Le [système politique] et et le [système économique]  mis en place après la seconde guerre mondiale ne répondent plus du tout aux besoins comptemporains. C'est vrai en France mais aussi dans la plupart des pays. Il y a obsolescence. D'ailleurs, en France, les intellectuels et hommes politiques sérieux n'osent plus vraiment prendre la parole dans les médias. Ils laissent d'autres qui se contentent de se faire connaître ou de défendre une cause (lobby, logique communautaire). Selon l'historien des idées américain Mark Lilla, ni la gauche, ni la droite ne parviennent à expliquer notre monde. "Personne ne sait comment contrôler l'économie mondialisée, l'immigration ou internet". 

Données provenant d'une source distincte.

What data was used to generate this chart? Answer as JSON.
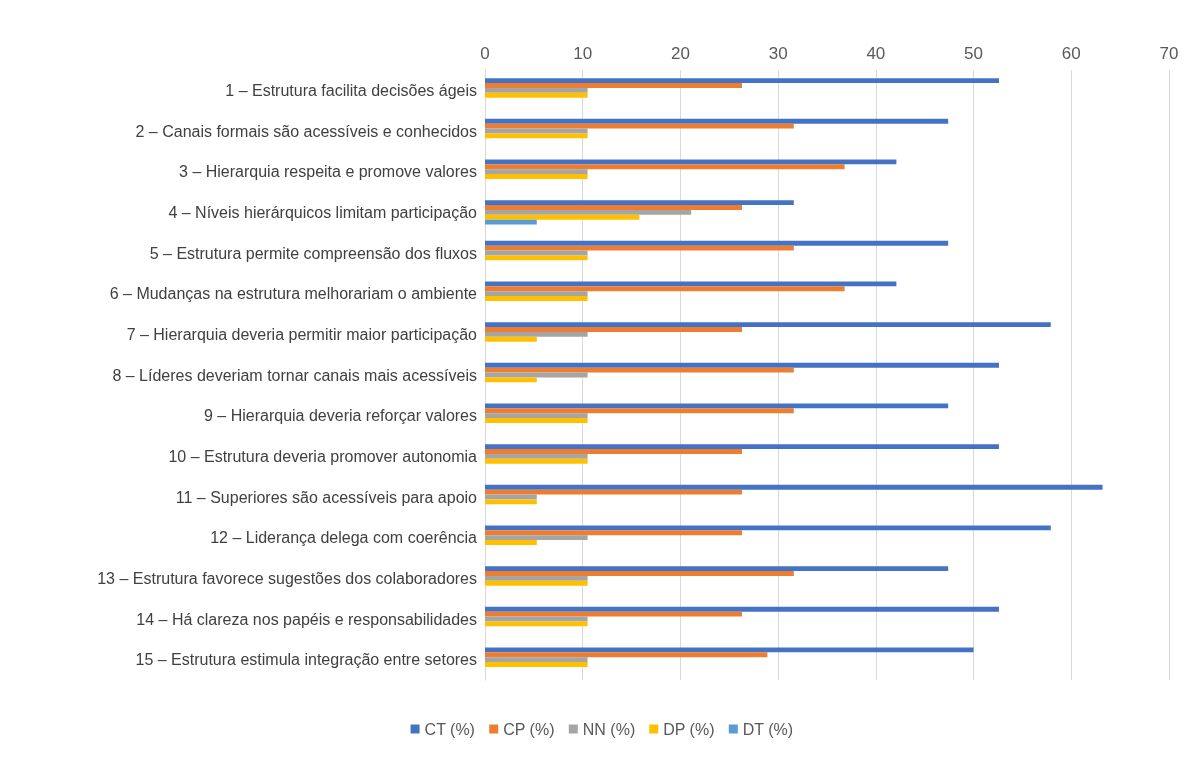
{
  "chart_data": {
    "type": "bar",
    "orientation": "horizontal",
    "categories": [
      "1 – Estrutura facilita decisões ágeis",
      "2 – Canais formais são acessíveis e conhecidos",
      "3 – Hierarquia respeita e promove valores",
      "4 – Níveis hierárquicos limitam participação",
      "5 – Estrutura permite compreensão dos fluxos",
      "6 – Mudanças na estrutura melhorariam o ambiente",
      "7 – Hierarquia deveria permitir maior participação",
      "8 – Líderes deveriam tornar canais mais acessíveis",
      "9 – Hierarquia deveria reforçar valores",
      "10 – Estrutura deveria promover autonomia",
      "11 – Superiores são acessíveis para apoio",
      "12 – Liderança delega com coerência",
      "13 – Estrutura favorece sugestões dos colaboradores",
      "14 – Há clareza nos papéis e responsabilidades",
      "15 – Estrutura estimula integração entre setores"
    ],
    "series": [
      {
        "name": "CT (%)",
        "color": "#4472c4",
        "values": [
          52.6,
          47.4,
          42.1,
          31.6,
          47.4,
          42.1,
          57.9,
          52.6,
          47.4,
          52.6,
          63.2,
          57.9,
          47.4,
          52.6,
          50
        ]
      },
      {
        "name": "CP (%)",
        "color": "#ed7d31",
        "values": [
          26.3,
          31.6,
          36.8,
          26.3,
          31.6,
          36.8,
          26.3,
          31.6,
          31.6,
          26.3,
          26.3,
          26.3,
          31.6,
          26.3,
          28.9
        ]
      },
      {
        "name": "NN (%)",
        "color": "#a5a5a5",
        "values": [
          10.5,
          10.5,
          10.5,
          21.1,
          10.5,
          10.5,
          10.5,
          10.5,
          10.5,
          10.5,
          5.3,
          10.5,
          10.5,
          10.5,
          10.5
        ]
      },
      {
        "name": "DP (%)",
        "color": "#ffc000",
        "values": [
          10.5,
          10.5,
          10.5,
          15.8,
          10.5,
          10.5,
          5.3,
          5.3,
          10.5,
          10.5,
          5.3,
          5.3,
          10.5,
          10.5,
          10.5
        ]
      },
      {
        "name": "DT (%)",
        "color": "#5b9bd5",
        "values": [
          null,
          null,
          null,
          5.3,
          null,
          null,
          null,
          null,
          null,
          null,
          null,
          null,
          null,
          null,
          null
        ]
      }
    ],
    "xlim": [
      0,
      70
    ],
    "xticks": [
      0,
      10,
      20,
      30,
      40,
      50,
      60,
      70
    ],
    "grid": "x",
    "legend": "bottom"
  }
}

Mais comment rendre les représentants politiques et les hauts-fonctionnaires de l'adminitration responsables d'une obsolescence entammée depuis 30 ans et surtout d'un environnement dans lequel tout devient imbriqué et incontrôlable. Des fléaux naturels platénaires, à la limite, ils ne seraient pas responsables, mais que dire pour les enjeux économiques ou culturels ? Les plus petits pays s'effacent derrière l'Empire américain, de plus en en décadence, ou d'une Chine capitaliste qui pour la première fois de son histoire [1]devient expansionniste à travers la recherche de matières premières dans le monde entier.

Si nous n'en connaissons pas toujours bien les détails, ni même les possibles manipulations ou erreurs, il est possible de comprendre les grandes tendances qui influencent les décideurs et leur façon de faire évoluer le [système intellectuel], le [système politique] et le [système économique], les trois étant en permanence perméables entre eux et entre pays.

Le réel, la réalité du système économique n'est possible que dans le cadre d'un système politique accepté par la population (démocratie, dictature, monarchie parlementaire etc) et ce système politique résulte lui même d'une "fabrication", fruit de l'histoire, par des intellectuels. Ces derniers ont été souvent religieux philosophes et portent une vision.

Ces systèmes prennent leurs racines dans le passé, dans l'[Histoire], il faut donc remonter aux origines pour comprendre l'état des lieux.

Ensuite il est intéressant d'examiner les rapports croissés entre Richesses et Pouvoirs, entre Pouvoirs et Cultures ainsi que ceux entre Cultures et Richesses.  Les systèmes économiques, politiques et intellectuels ne font que s'emparer des rapports de force pour les gérer, les manipuler ou les faire évoluer en fonction de leurs objectifs. Le système économique étant préoccupé par le profit, le système politique par le fait de se faire réélir et le système intellectuel pour des raisons très basiques le plus souvent : maintenir l'existant, à la limite ouvrir quelques perspectives si tous les intérêts convergent et très rarement impulser une vision de progrès et humaine.


[1] Selon Michel Guénaire, dans le Retour des Etats, les lettrés chinois ont détruit l'aventure de la Chine du XVème siècle, comme ils refuseront le commerce de la Chine maritime au XIXème siècle. [..] Il y a dans l'âme de la Chine la possibilité d'une conquête du monde, et l'interdit moral qui empêche simultanément de la réaliser.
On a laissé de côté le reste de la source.